InterPore2018 New Orleans

N2, CO2, and Ar adsorption to characterize micro- and mesopores of shales

14 May 2018, 15:40

2m

New Orleans

Poster + 3 Minute Pitch MS 1.32: Sorption, Phase Behavior, and Fluid Transport in Fractured Black Shales Parallel 2-E

Speaker

Nerine Joewondo (Colorado School of Mines)

Description

The storage and flow mechanisms in shales depend largely on their microstructure. We use two parameters to characterize microstructures, namely specific surface area (SSA) and pore-size distribution (PSD).

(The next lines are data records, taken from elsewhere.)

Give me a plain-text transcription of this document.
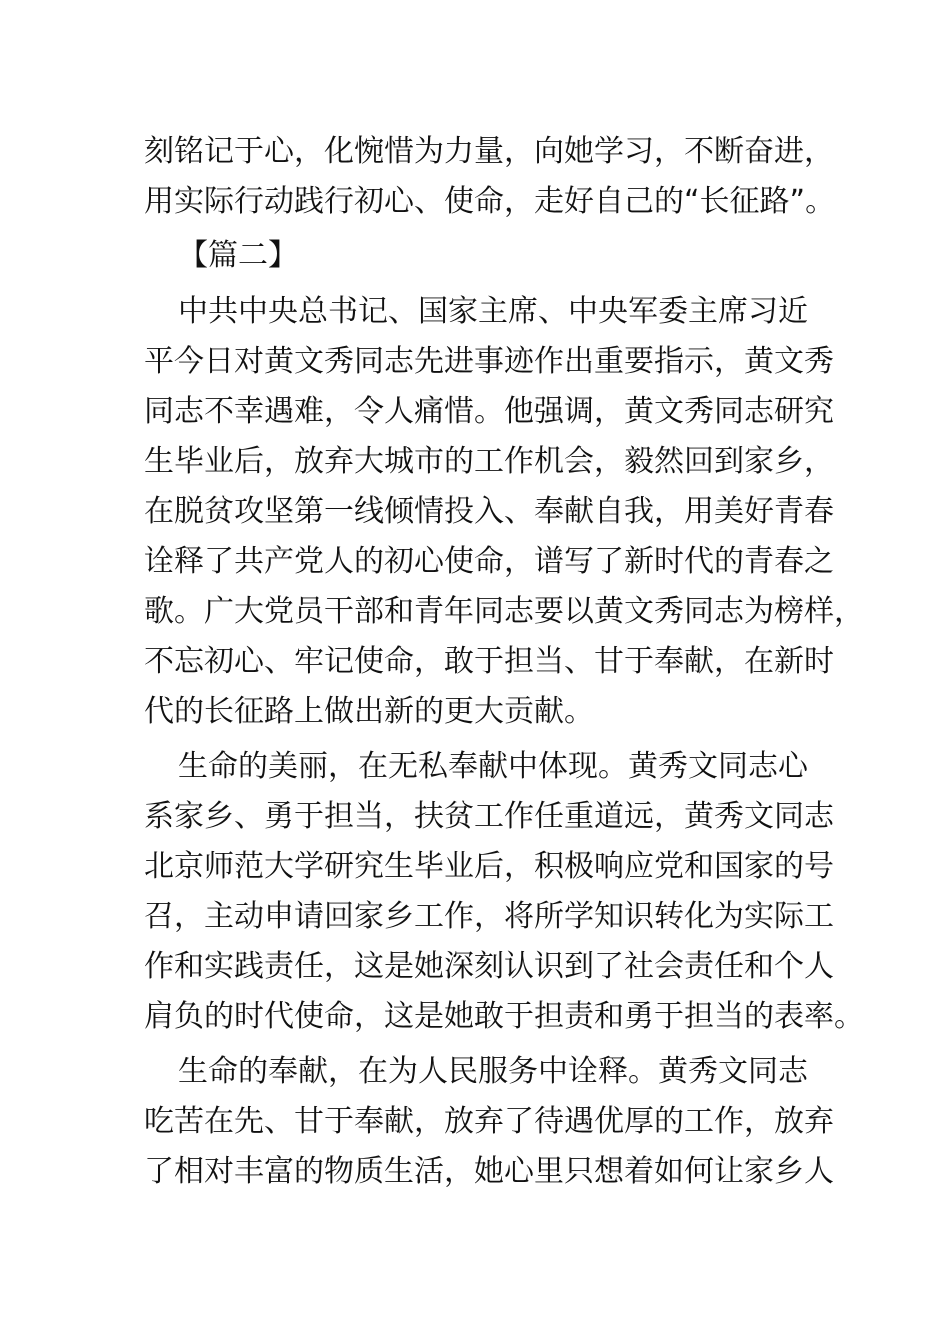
刻铭记于心，化惋惜为力量，向她学习，不断奋进，
用实际行动践行初心、使命，走好自己的“长征路”。
【篇二】
中共中央总书记、国家主席、中央军委主席习近
平今日对黄文秀同志先进事迹作出重要指示，黄文秀
同志不幸遇难，令人痛惜。他强调，黄文秀同志研究
生毕业后，放弃大城市的工作机会，毅然回到家乡，
在脱贫攻坚第一线倾情投入、奉献自我，用美好青春
诠释了共产党人的初心使命，谱写了新时代的青春之
歌。广大党员干部和青年同志要以黄文秀同志为榜样，
不忘初心、牢记使命，敢于担当、甘于奉献，在新时
代的长征路上做出新的更大贡献。
生命的美丽，在无私奉献中体现。黄秀文同志心
系家乡、勇于担当，扶贫工作任重道远，黄秀文同志
北京师范大学研究生毕业后，积极响应党和国家的号
召，主动申请回家乡工作，将所学知识转化为实际工
作和实践责任，这是她深刻认识到了社会责任和个人
肩负的时代使命，这是她敢于担责和勇于担当的表率。
生命的奉献，在为人民服务中诠释。黄秀文同志
吃苦在先、甘于奉献，放弃了待遇优厚的工作，放弃
了相对丰富的物质生活，她心里只想着如何让家乡人
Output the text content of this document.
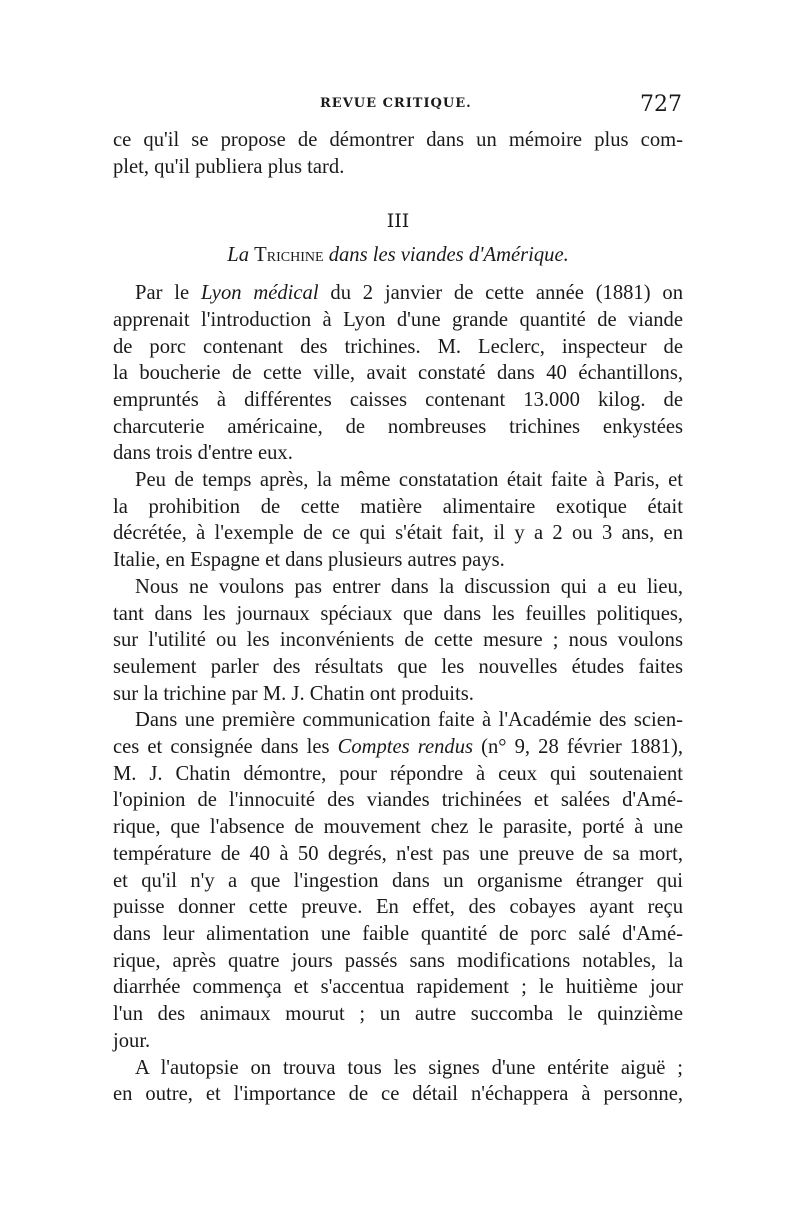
REVUE CRITIQUE.	727
ce qu'il se propose de démontrer dans un mémoire plus com-
plet, qu'il publiera plus tard.
III
La Trichine dans les viandes d'Amérique.
Par le Lyon médical du 2 janvier de cette année (1881) on
apprenait l'introduction à Lyon d'une grande quantité de viande
de porc contenant des trichines. M. Leclerc, inspecteur de
la boucherie de cette ville, avait constaté dans 40 échantillons,
empruntés à différentes caisses contenant 13.000 kilog. de
charcuterie américaine, de nombreuses trichines enkystées
dans trois d'entre eux.
Peu de temps après, la même constatation était faite à Paris, et
la prohibition de cette matière alimentaire exotique était
décrétée, à l'exemple de ce qui s'était fait, il y a 2 ou 3 ans, en
Italie, en Espagne et dans plusieurs autres pays.
Nous ne voulons pas entrer dans la discussion qui a eu lieu,
tant dans les journaux spéciaux que dans les feuilles politiques,
sur l'utilité ou les inconvénients de cette mesure ; nous voulons
seulement parler des résultats que les nouvelles études faites
sur la trichine par M. J. Chatin ont produits.
Dans une première communication faite à l'Académie des scien-
ces et consignée dans les Comptes rendus (n° 9, 28 février 1881),
M. J. Chatin démontre, pour répondre à ceux qui soutenaient
l'opinion de l'innocuité des viandes trichinées et salées d'Amé-
rique, que l'absence de mouvement chez le parasite, porté à une
température de 40 à 50 degrés, n'est pas une preuve de sa mort,
et qu'il n'y a que l'ingestion dans un organisme étranger qui
puisse donner cette preuve. En effet, des cobayes ayant reçu
dans leur alimentation une faible quantité de porc salé d'Amé-
rique, après quatre jours passés sans modifications notables, la
diarrhée commença et s'accentua rapidement ; le huitième jour
l'un des animaux mourut ; un autre succomba le quinzième
jour.
A l'autopsie on trouva tous les signes d'une entérite aiguë ;
en outre, et l'importance de ce détail n'échappera à personne,
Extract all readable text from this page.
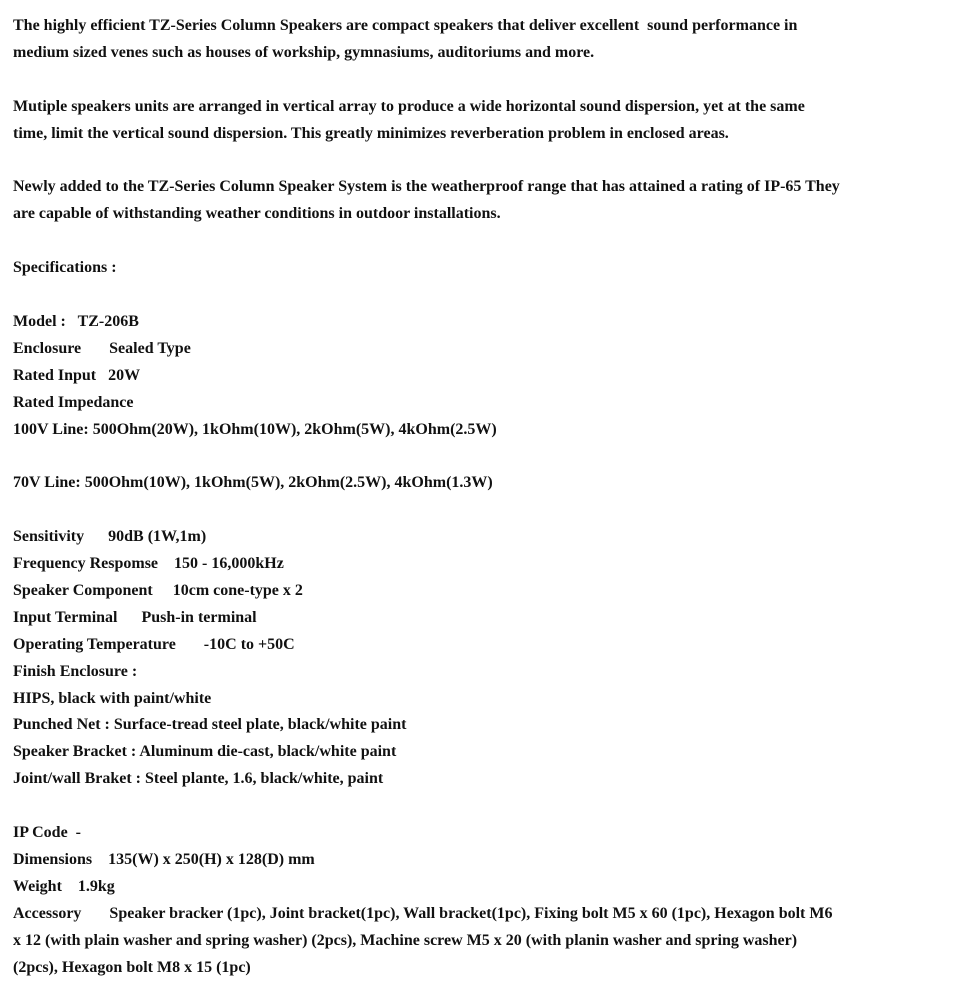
The highly efficient TZ-Series Column Speakers are compact speakers that deliver excellent  sound performance in
medium sized venes such as houses of workship, gymnasiums, auditoriums and more.
Mutiple speakers units are arranged in vertical array to produce a wide horizontal sound dispersion, yet at the same
time, limit the vertical sound dispersion. This greatly minimizes reverberation problem in enclosed areas.
Newly added to the TZ-Series Column Speaker System is the weatherproof range that has attained a rating of IP-65 They
are capable of withstanding weather conditions in outdoor installations.
Specifications :
Model :   TZ-206B
Enclosure       Sealed Type
Rated Input   20W
Rated Impedance
100V Line: 500Ohm(20W), 1kOhm(10W), 2kOhm(5W), 4kOhm(2.5W)
70V Line: 500Ohm(10W), 1kOhm(5W), 2kOhm(2.5W), 4kOhm(1.3W)
Sensitivity      90dB (1W,1m)
Frequency Respomse    150 - 16,000kHz
Speaker Component     10cm cone-type x 2
Input Terminal      Push-in terminal
Operating Temperature       -10C to +50C
Finish Enclosure :
HIPS, black with paint/white
Punched Net : Surface-tread steel plate, black/white paint
Speaker Bracket : Aluminum die-cast, black/white paint
Joint/wall Braket : Steel plante, 1.6, black/white, paint
IP Code  -
Dimensions    135(W) x 250(H) x 128(D) mm
Weight    1.9kg
Accessory       Speaker bracker (1pc), Joint bracket(1pc), Wall bracket(1pc), Fixing bolt M5 x 60 (1pc), Hexagon bolt M6
x 12 (with plain washer and spring washer) (2pcs), Machine screw M5 x 20 (with planin washer and spring washer)
(2pcs), Hexagon bolt M8 x 15 (1pc)
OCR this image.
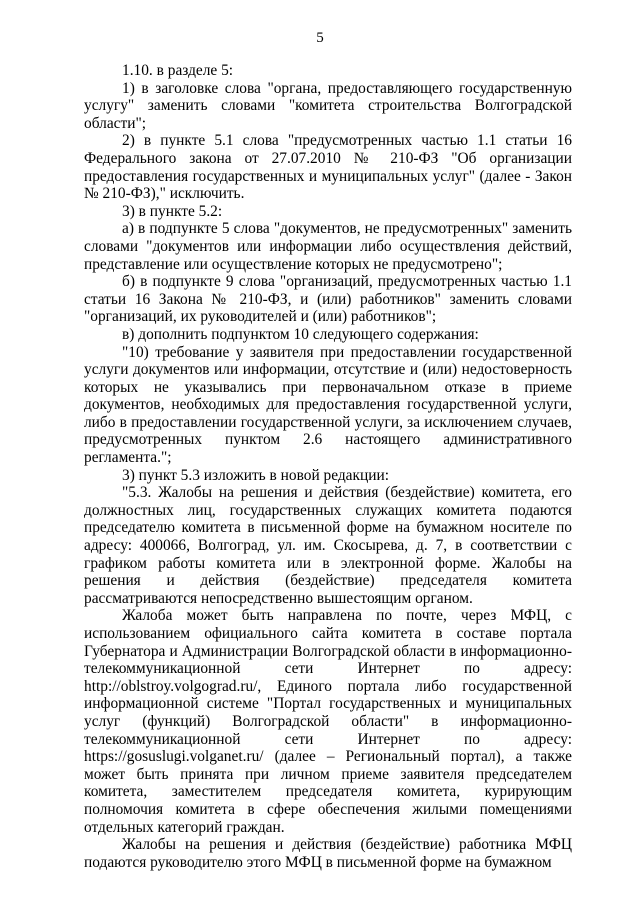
5

1.10. в разделе 5:

1) в заголовке слова "органа, предоставляющего государственную услугу" заменить словами "комитета строительства Волгоградской области";

2) в пункте 5.1 слова "предусмотренных частью 1.1 статьи 16 Федерального закона от 27.07.2010 № 210-ФЗ "Об организации предоставления государственных и муниципальных услуг" (далее - Закон № 210-ФЗ)," исключить.

3) в пункте 5.2:

а) в подпункте 5 слова "документов, не предусмотренных" заменить словами "документов или информации либо осуществления действий, представление или осуществление которых не предусмотрено";

б) в подпункте 9 слова "организаций, предусмотренных частью 1.1 статьи 16 Закона № 210-ФЗ, и (или) работников" заменить словами "организаций, их руководителей и (или) работников";

в) дополнить подпунктом 10 следующего содержания:

"10) требование у заявителя при предоставлении государственной услуги документов или информации, отсутствие и (или) недостоверность которых не указывались при первоначальном отказе в приеме документов, необходимых для предоставления государственной услуги, либо в предоставлении государственной услуги, за исключением случаев, предусмотренных пунктом 2.6 настоящего административного регламента.";

3) пункт 5.3 изложить в новой редакции:

"5.3. Жалобы на решения и действия (бездействие) комитета, его должностных лиц, государственных служащих комитета подаются председателю комитета в письменной форме на бумажном носителе по адресу: 400066, Волгоград, ул. им. Скосырева, д. 7, в соответствии с графиком работы комитета или в электронной форме. Жалобы на решения и действия (бездействие) председателя комитета рассматриваются непосредственно вышестоящим органом.

Жалоба может быть направлена по почте, через МФЦ, с использованием официального сайта комитета в составе портала Губернатора и Администрации Волгоградской области в информационно-телекоммуникационной сети Интернет по адресу: http://oblstroy.volgograd.ru/, Единого портала либо государственной информационной системе "Портал государственных и муниципальных услуг (функций) Волгоградской области" в информационно-телекоммуникационной сети Интернет по адресу: https://gosuslugi.volganet.ru/ (далее – Региональный портал), а также может быть принята при личном приеме заявителя председателем комитета, заместителем председателя комитета, курирующим полномочия комитета в сфере обеспечения жилыми помещениями отдельных категорий граждан.

Жалобы на решения и действия (бездействие) работника МФЦ подаются руководителю этого МФЦ в письменной форме на бумажном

We use N${}_2$ adsorption at 77K to quantify SSA and PSD of nanopores. There are two limitations of the N${}_2$ adsorption method due to (1) uncertainties in molecular area due to the quadrupole moment of N${}_2$ molecules result in 20% uncertainty in calculated BET SSA, and (2) kinetic restriction of N${}_2$ molecules prevent it to access narrow pores (< 0.7 nm). To circumvent these limitations, we also used other adsorptives, such as CO${}_2$ and Ar, for the measurements.

We present results from adsorption measurements of CO${}_2$ at 273 K and Ar at 77 K on shales and compare them to N${}_2$ adsorption at 77 K. Adsorption measurements with CO${}_2$ at 273 K allows for detailed characterization of ultramicropores (< 0.7 nm), which are inaccessible to N${}_2$ molecules. Our results from CO${}_2$ adsorption reveal significantly larger micropore SSA in comparison to N${}_2$ probed SSA. Ar molecules do not have quadrupole moment and resolve the uncertainties of molecular area for BET calculation.